Un’energia che si alimenta della voglia struggente di lasciare un’impronta del proprio passaggio, di non essere dimenticati. Un desiderio che, quando inappagato, può trasformare qualsiasi individuo in un nemico di se stesso e dei propri simili.

Un’energia sostenuta da laceranti bisogni di legittimazione nonché da dubbi esistenziali profondi, spesso indicibili a causa dell’esiguo vocabolario posseduto dei ragazzi di oggi, ma saldamente impiantati nel loro mondo interiore. Un’energia, però, sovente mortificata della carenza di guide adulte credibili, capaci di orientarla verso scopi che diano senso alla vita di chi si affaccia nel temibile palcoscenico dei collaudi sociali, oggi più che mai caduti sotto la signoria dell’efficienza, della prestazione.

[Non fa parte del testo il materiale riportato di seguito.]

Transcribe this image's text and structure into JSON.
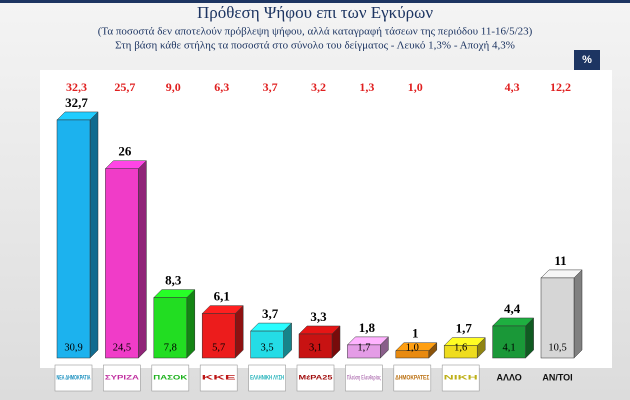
{
  "chart_data": {
    "type": "bar3d",
    "title": "Πρόθεση Ψήφου επι των Εγκύρων",
    "subtitle": [
      "(Τα ποσοστά δεν αποτελούν πρόβλεψη ψήφου, αλλά καταγραφή τάσεων της περιόδου  11-16/5/23)",
      "Στη βάση κάθε στήλης τα ποσοστά στο σύνολο του δείγματος - Λευκό 1,3% - Αποχή 4,3%"
    ],
    "unit": "%",
    "categories": [
      "ΝΕΑ ΔΗΜΟΚΡΑΤΙΑ",
      "ΣΥΡΙΖΑ",
      "ΠΑΣΟΚ",
      "ΚΚΕ",
      "ΕΛΛΗΝΙΚΗ ΛΥΣΗ",
      "ΜέΡΑ25",
      "Πλεύση Ελευθερίας",
      "ΔΗΜΟΚΡΑΤΕΣ",
      "ΝΙΚΗ",
      "ΑΛΛΟ",
      "ΑΝ/ΤΟΙ"
    ],
    "colors": [
      "#1cb2ee",
      "#f03cc8",
      "#22dd22",
      "#ec1c1c",
      "#24dce6",
      "#c81212",
      "#e49ce6",
      "#e88a10",
      "#eedc1e",
      "#1a9838",
      "#d6d6d6"
    ],
    "series": [
      {
        "values": [
          32.7,
          26,
          8.3,
          6.1,
          3.7,
          3.3,
          1.8,
          1,
          1.7,
          4.4,
          11
        ],
        "value_labels": [
          "32,7",
          "26",
          "8,3",
          "6,1",
          "3,7",
          "3,3",
          "1,8",
          "1",
          "1,7",
          "4,4",
          "11"
        ]
      },
      {
        "values": [
          30.9,
          24.5,
          7.8,
          5.7,
          3.5,
          3.1,
          1.7,
          1.0,
          1.6,
          4.1,
          10.5
        ],
        "value_labels": [
          "30,9",
          "24,5",
          "7,8",
          "5,7",
          "3,5",
          "3,1",
          "1,7",
          "1,0",
          "1,6",
          "4,1",
          "10,5"
        ]
      },
      {
        "color": "#e02020",
        "values": [
          32.3,
          25.7,
          9.0,
          6.3,
          3.7,
          3.2,
          1.3,
          1.0,
          null,
          4.3,
          12.2
        ],
        "value_labels": [
          "32,3",
          "25,7",
          "9,0",
          "6,3",
          "3,7",
          "3,2",
          "1,3",
          "1,0",
          null,
          "4,3",
          "12,2"
        ]
      }
    ]
  }
}
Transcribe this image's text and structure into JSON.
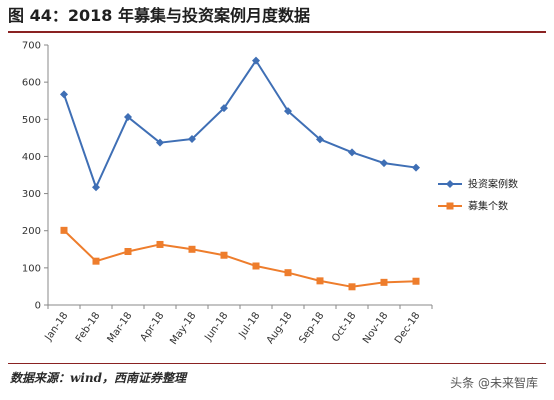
{
  "header": {
    "figure_title": "图 44：2018 年募集与投资案例月度数据"
  },
  "footer": {
    "source": "数据来源：wind，西南证券整理",
    "watermark": "头条 @未来智库"
  },
  "colors": {
    "series_blue": "#3f6fb5",
    "series_orange": "#ee7d2c",
    "rule": "#8a2222",
    "axis": "#888888"
  },
  "chart_data": {
    "type": "line",
    "title": "",
    "xlabel": "",
    "ylabel": "",
    "ylim": [
      0,
      700
    ],
    "yticks": [
      0,
      100,
      200,
      300,
      400,
      500,
      600,
      700
    ],
    "grid": false,
    "legend_position": "right",
    "categories": [
      "Jan-18",
      "Feb-18",
      "Mar-18",
      "Apr-18",
      "May-18",
      "Jun-18",
      "Jul-18",
      "Aug-18",
      "Sep-18",
      "Oct-18",
      "Nov-18",
      "Dec-18"
    ],
    "series": [
      {
        "name": "投资案例数",
        "marker": "diamond",
        "color": "#3f6fb5",
        "values": [
          567,
          317,
          506,
          437,
          447,
          530,
          658,
          522,
          446,
          411,
          382,
          370
        ]
      },
      {
        "name": "募集个数",
        "marker": "square",
        "color": "#ee7d2c",
        "values": [
          201,
          118,
          144,
          163,
          150,
          134,
          105,
          87,
          65,
          49,
          61,
          64
        ]
      }
    ]
  }
}
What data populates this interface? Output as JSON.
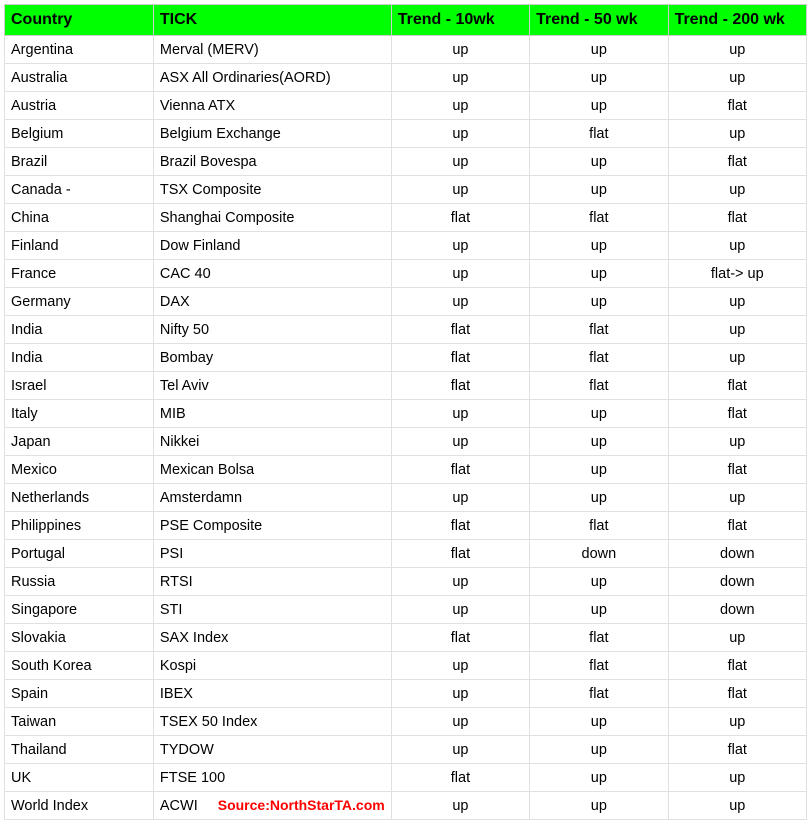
{
  "table": {
    "header_bg_color": "#00ff00",
    "border_color": "#cccccc",
    "row_border_color": "#e0e0e0",
    "text_color": "#000000",
    "source_color": "#ff0000",
    "columns": [
      "Country",
      "TICK",
      "Trend - 10wk",
      "Trend - 50 wk",
      "Trend - 200 wk"
    ],
    "rows": [
      {
        "country": "Argentina",
        "tick": "Merval (MERV)",
        "t10": "up",
        "t50": "up",
        "t200": "up"
      },
      {
        "country": "Australia",
        "tick": "ASX All Ordinaries(AORD)",
        "t10": "up",
        "t50": "up",
        "t200": "up"
      },
      {
        "country": "Austria",
        "tick": "Vienna ATX",
        "t10": "up",
        "t50": "up",
        "t200": "flat"
      },
      {
        "country": "Belgium",
        "tick": "Belgium Exchange",
        "t10": "up",
        "t50": "flat",
        "t200": "up"
      },
      {
        "country": "Brazil",
        "tick": "Brazil Bovespa",
        "t10": "up",
        "t50": "up",
        "t200": "flat"
      },
      {
        "country": "Canada -",
        "tick": "TSX Composite",
        "t10": "up",
        "t50": "up",
        "t200": "up"
      },
      {
        "country": "China",
        "tick": "Shanghai Composite",
        "t10": "flat",
        "t50": "flat",
        "t200": "flat"
      },
      {
        "country": "Finland",
        "tick": "Dow Finland",
        "t10": "up",
        "t50": "up",
        "t200": "up"
      },
      {
        "country": "France",
        "tick": "CAC 40",
        "t10": "up",
        "t50": "up",
        "t200": "flat-> up"
      },
      {
        "country": "Germany",
        "tick": "DAX",
        "t10": "up",
        "t50": "up",
        "t200": "up"
      },
      {
        "country": "India",
        "tick": "Nifty 50",
        "t10": "flat",
        "t50": "flat",
        "t200": "up"
      },
      {
        "country": "India",
        "tick": "Bombay",
        "t10": "flat",
        "t50": "flat",
        "t200": "up"
      },
      {
        "country": "Israel",
        "tick": "Tel Aviv",
        "t10": "flat",
        "t50": "flat",
        "t200": "flat"
      },
      {
        "country": "Italy",
        "tick": "MIB",
        "t10": "up",
        "t50": "up",
        "t200": "flat"
      },
      {
        "country": "Japan",
        "tick": "Nikkei",
        "t10": "up",
        "t50": "up",
        "t200": "up"
      },
      {
        "country": "Mexico",
        "tick": "Mexican Bolsa",
        "t10": "flat",
        "t50": "up",
        "t200": "flat"
      },
      {
        "country": "Netherlands",
        "tick": "Amsterdamn",
        "t10": "up",
        "t50": "up",
        "t200": "up"
      },
      {
        "country": "Philippines",
        "tick": "PSE Composite",
        "t10": "flat",
        "t50": "flat",
        "t200": "flat"
      },
      {
        "country": "Portugal",
        "tick": "PSI",
        "t10": "flat",
        "t50": "down",
        "t200": "down"
      },
      {
        "country": "Russia",
        "tick": "RTSI",
        "t10": "up",
        "t50": "up",
        "t200": "down"
      },
      {
        "country": "Singapore",
        "tick": "STI",
        "t10": "up",
        "t50": "up",
        "t200": "down"
      },
      {
        "country": "Slovakia",
        "tick": "SAX Index",
        "t10": "flat",
        "t50": "flat",
        "t200": "up"
      },
      {
        "country": "South Korea",
        "tick": "Kospi",
        "t10": "up",
        "t50": "flat",
        "t200": "flat"
      },
      {
        "country": "Spain",
        "tick": "IBEX",
        "t10": "up",
        "t50": "flat",
        "t200": "flat"
      },
      {
        "country": "Taiwan",
        "tick": "TSEX 50 Index",
        "t10": "up",
        "t50": "up",
        "t200": "up"
      },
      {
        "country": "Thailand",
        "tick": "TYDOW",
        "t10": "up",
        "t50": "up",
        "t200": "flat"
      },
      {
        "country": "UK",
        "tick": "FTSE 100",
        "t10": "flat",
        "t50": "up",
        "t200": "up"
      },
      {
        "country": "World Index",
        "tick": "ACWI",
        "t10": "up",
        "t50": "up",
        "t200": "up",
        "has_source": true
      }
    ],
    "source_label": "Source:NorthStarTA.com"
  }
}
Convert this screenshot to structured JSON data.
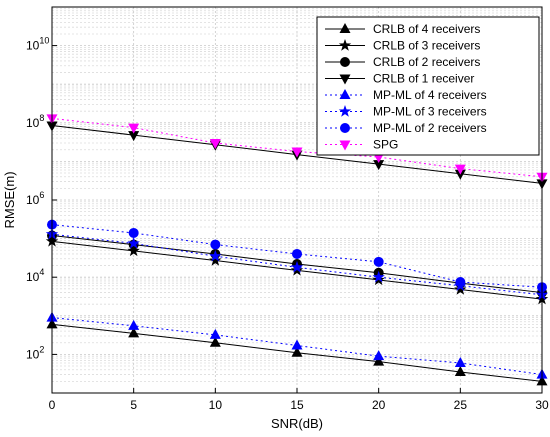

Un mondo inospitale per chi muove i primi passi e deve registrare la propria inadeguatezza, l’insufficienza delle proprie forze, di fronte all’innaturalità delle richieste che arrivano dall’ambiente. 

Eppure, malgrado l’illogicità di tale richiesta, si chiede ai ragazzi di diventare ciò che noi non siamo in grado di essere, così finiamo per accompagnarli senza educarli, viziandoli o trascurandoli, senza vie di mezzo, perché il criterio non è quello di servire il loro interesse, semmai la necessità di non crearci fastidi, di non disturbare il sonno delle nostre coscienze, per questo li etichettiamo, quando toccano i tranquillizzanti equilibri di un passato che siamo troppo pigri per mettere in discussione.

Quei comportamenti che tutti noi abbiamo deciso di condensare nel sostantivo  bullismo, sono solo una tappa di questa infinita disputa, che in definitiva è una guerra contro noi stessi, impossibile da vincere, se non ridistribuendo in modo onesto ruoli e responsabilità nella commedia del rapporto tra le generazioni, macchiato dalla continua invenzione di nemici, esattamente come fecero e fanno uomini a corto di idee e di progetti.